マスクの性能について


 ガーゼでできていて,洗いながら何度も使っていたマスクも,今や毎日使い捨てる物へと変わってしまいました。 マスクの種類も,不織布を重ねる枚数であったり,活性炭が入っていたり,鼻・口まわりのフィッティング形状に工夫がしてあったり,様々なものが販売されています。

 メーカーさんがあの手この手で差別化を図ろうとしているこのマスク,そもそもマスクのお仕事は何でしょう。 花粉を吸わないこと,ウィルスを吸わないこと,小顔に見せること。。。

 マスクの本来の仕事は「微粒子の侵入を防ぐ」ことですよね! このページでは,マスクの性能や再利用のリスクについてお伝えしたいと思います。

 もんちゃんで取り扱っている”フジ・サージカルマスク”は,マスクの仕様として「PFE:99%」「BFE:99%」になります。 はて,PFE?BFE?99%? どの数字がいくつであれば,より多くの微粒子の侵入を防いでくれるのでしょう。

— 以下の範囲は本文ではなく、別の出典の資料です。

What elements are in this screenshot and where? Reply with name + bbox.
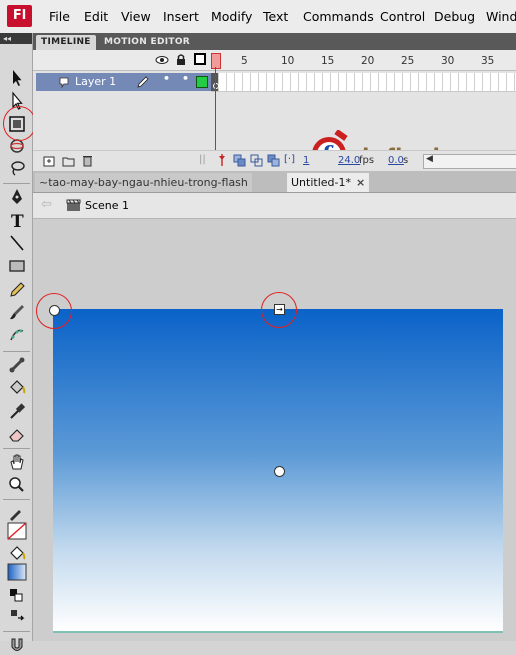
- menu-view[interactable]: View: [121, 9, 151, 24]
- menu-control[interactable]: Control: [380, 9, 425, 24]
- deco-icon[interactable]: [6, 325, 28, 345]
- bone-icon[interactable]: [6, 355, 28, 375]
- menu-text[interactable]: Text: [263, 9, 288, 24]
- show-hide-layers-icon[interactable]: [155, 54, 169, 66]
- panel-tab-bar: TIMELINE MOTION EDITOR: [33, 33, 516, 50]
- selection-icon[interactable]: [6, 68, 28, 88]
- edit-pencil-icon: [137, 76, 149, 88]
- frame-number-35: 35: [481, 55, 495, 67]
- frames-row[interactable]: [211, 73, 516, 92]
- snap-icon[interactable]: [6, 606, 28, 626]
- hand-icon[interactable]: [6, 452, 28, 472]
- tab-motion-editor[interactable]: MOTION EDITOR: [99, 35, 195, 50]
- layer-row[interactable]: Layer 1 • •: [36, 72, 211, 91]
- elapsed-time-unit: s: [403, 155, 409, 166]
- center-frame-icon[interactable]: [216, 153, 228, 167]
- outline-layers-icon[interactable]: [194, 53, 206, 65]
- lock-layers-icon[interactable]: [175, 53, 187, 66]
- onion-skin-icon[interactable]: [233, 154, 246, 167]
- lasso-icon[interactable]: [6, 158, 28, 178]
- rectangle-icon[interactable]: [6, 256, 28, 276]
- onion-skin-outlines-icon[interactable]: [250, 154, 263, 167]
- frame-number-15: 15: [321, 55, 335, 67]
- close-tab-icon[interactable]: ×: [356, 176, 365, 189]
- menu-edit[interactable]: Edit: [84, 9, 108, 24]
- stroke-color-icon[interactable]: [6, 503, 28, 523]
- frame-number-5: 5: [241, 55, 248, 67]
- scroll-left-arrow-icon[interactable]: ◀: [426, 154, 433, 164]
- frame-number-30: 30: [441, 55, 455, 67]
- playhead[interactable]: [211, 53, 221, 69]
- footer-separator: ||: [199, 154, 206, 165]
- menu-commands[interactable]: Commands: [303, 9, 374, 24]
- timeline-footer: || [·] 1 24.0 fps 0.0 s ◀: [33, 150, 516, 171]
- layer-name[interactable]: Layer 1: [75, 75, 116, 88]
- scene-label[interactable]: Scene 1: [85, 199, 129, 212]
- new-folder-icon[interactable]: [62, 155, 75, 167]
- edit-multiple-frames-icon[interactable]: [267, 154, 280, 167]
- flash-app-icon[interactable]: Fl: [7, 5, 32, 27]
- scene-clapper-icon: [66, 199, 81, 211]
- visibility-dot[interactable]: •: [163, 72, 170, 85]
- brush-icon[interactable]: [6, 302, 28, 322]
- frame-number-10: 10: [281, 55, 295, 67]
- empty-keyframe-marker: [213, 83, 219, 89]
- new-layer-icon[interactable]: [43, 155, 55, 167]
- menu-file[interactable]: File: [49, 9, 70, 24]
- timeline-header: 1 5 10 15 20 25 30 35: [33, 50, 516, 71]
- eraser-icon[interactable]: [6, 424, 28, 444]
- frame-number-20: 20: [361, 55, 375, 67]
- gradient-center-point[interactable]: [274, 466, 285, 477]
- document-tab-bar: ~tao-may-bay-ngau-nhieu-trong-flash Unti…: [33, 171, 516, 193]
- elapsed-time-value[interactable]: 0.0: [388, 155, 404, 166]
- frame-number-25: 25: [401, 55, 415, 67]
- layer-type-icon: [59, 77, 69, 88]
- menu-modify[interactable]: Modify: [211, 9, 252, 24]
- stroke-color-swatch[interactable]: [6, 521, 28, 541]
- frame-rate-unit: fps: [359, 155, 375, 166]
- swap-colors-icon[interactable]: [6, 586, 28, 606]
- document-tab-title: ~tao-may-bay-ngau-nhieu-trong-flash: [39, 176, 248, 189]
- fill-color-icon[interactable]: [6, 544, 28, 564]
- menu-window[interactable]: Windo: [486, 9, 516, 24]
- timeline-horizontal-scrollbar[interactable]: ◀: [423, 154, 516, 169]
- svg-text:T: T: [11, 212, 24, 230]
- zoom-icon[interactable]: [6, 475, 28, 495]
- modify-onion-markers-icon[interactable]: [·]: [284, 154, 295, 165]
- document-tab-active[interactable]: Untitled-1* ×: [287, 173, 370, 192]
- layer-outline-color-swatch[interactable]: [196, 76, 208, 88]
- collapse-panel-icon[interactable]: ◂◂: [0, 33, 32, 44]
- menu-debug[interactable]: Debug: [434, 9, 475, 24]
- paint-bucket-icon[interactable]: [6, 378, 28, 398]
- pencil-icon[interactable]: [6, 279, 28, 299]
- rotate-handle-highlight-ring: [36, 293, 72, 329]
- menu-insert[interactable]: Insert: [163, 9, 199, 24]
- edit-bar: ⇦ Scene 1: [33, 193, 516, 219]
- menu-bar: Fl File Edit View Insert Modify Text Com…: [0, 0, 516, 34]
- document-tab-title: Untitled-1*: [291, 176, 351, 189]
- fill-color-swatch[interactable]: [6, 562, 28, 582]
- free-transform-highlight-ring: [3, 106, 36, 141]
- text-icon[interactable]: T: [6, 210, 28, 230]
- frame-rate-value[interactable]: 24.0: [338, 155, 360, 166]
- width-handle-highlight-ring: [261, 292, 297, 328]
- delete-layer-icon[interactable]: [82, 154, 93, 167]
- timeline-panel: TIMELINE MOTION EDITOR 1 5 10 15 20 25 3…: [33, 33, 516, 173]
- tab-timeline[interactable]: TIMELINE: [36, 35, 96, 50]
- document-tab-inactive[interactable]: ~tao-may-bay-ngau-nhieu-trong-flash: [35, 173, 252, 192]
- lock-dot[interactable]: •: [182, 72, 189, 85]
- pen-icon[interactable]: [6, 187, 28, 207]
- back-arrow-icon[interactable]: ⇦: [41, 197, 52, 212]
- current-frame-value[interactable]: 1: [303, 155, 309, 166]
- magnet-icon[interactable]: [6, 635, 28, 655]
- line-icon[interactable]: [6, 233, 28, 253]
- eyedropper-icon[interactable]: [6, 401, 28, 421]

■ろ過効率”Filtration Efficiency”とは

 マスクでは,アメリカや日本の機関で,微粒子を遮断(ろ過)する効率を測定し,マスクの性能として箱や袋に表示しています。 指標には以下に示す3通りが用いられています。

遮断率試験
対象サイズ
ろ過対象
PFE(ラテックス微粒子遮断効率)
0.1 [μm]
インフルエンザウィルス
ウィルス単体(飛沫核)
SARSウィルス
結核菌ウィルス etc
VFE(生体ウィルス遮断効率)
0.1〜5 [μm]
インフルエンザウィルス
ウィルス飛沫(咳/くしゃみ)
BFE(バクテリアろ過)
3 [μm]
花粉
ウィルス飛沫(咳/くしゃみ)
 
 この表から,PFE試験が最も小さい微粒子のろ過効率を評価していることがわかります。
PFE99%という表記であれば,0.1μmの微粒子の侵入を,99%以上ろ過してくれる,ということなのです。

 マスクを選ぶとき,PFEの値が大きいもの程,微粒子のろ過性能が高いと言えますが,一方でフィルタの目が細かいので呼吸がしにくいという側面もあります。

 表中に,「ウィルス単体(飛沫核)」と「ウィルス飛沫(咳/くしゃみ)」という微粒子があります。これらの違いは,ウィルスの核に水分が付着しているか否かです。ウィルスの飛沫が3〜5μmなのに対し,飛沫が乾燥してウィルス核だけになると,その30分の1程度の大きさになってしまいます。

 前日に使用したマスクが,仮にインフルエンザウィルス飛沫をろ過してくれたとします。そこで翌日に同じマスクを使用したときには,飛沫が乾燥して30分の1のサイズの「ウィルス単体(核)」になっているかもしれません。
 こうなると,翌日に再度同じマスクを使うことで,むしろインフルエンザウィルスを吸い込むリスクが上がります。 もったいないですが,マスクが使い捨てである理由のひとつに,こういった理由があるのです。

 ※ 追記 過日,100円ショップのマスクを見てきたところ,BFE99%の表記はありますが,PFE表記がないものがありました。 風邪のウイルスなどは飛沫ですので,BFE99%の能力で充分ですが,PFEで99%以上を確認できない製品と仮定すると,厳密に衛生用品を運用するのであれば,翌日の再利用は避けた方が良いと思います。
 もんちゃんが販売している「フジサージカルマスク」は,100円ショップの枚単価(10円/枚)よりも安い,PFE99%のマスクなのです。(4円/枚!)


【参考資料】 日本衛生材料工業連合会「不織布マスクの性能と使用時の注意」より引用


 とても分かりやすい図ですよね! こうみると,花粉対策でPFE99%のマスクを使うのは過剰スペックなのかもしれません。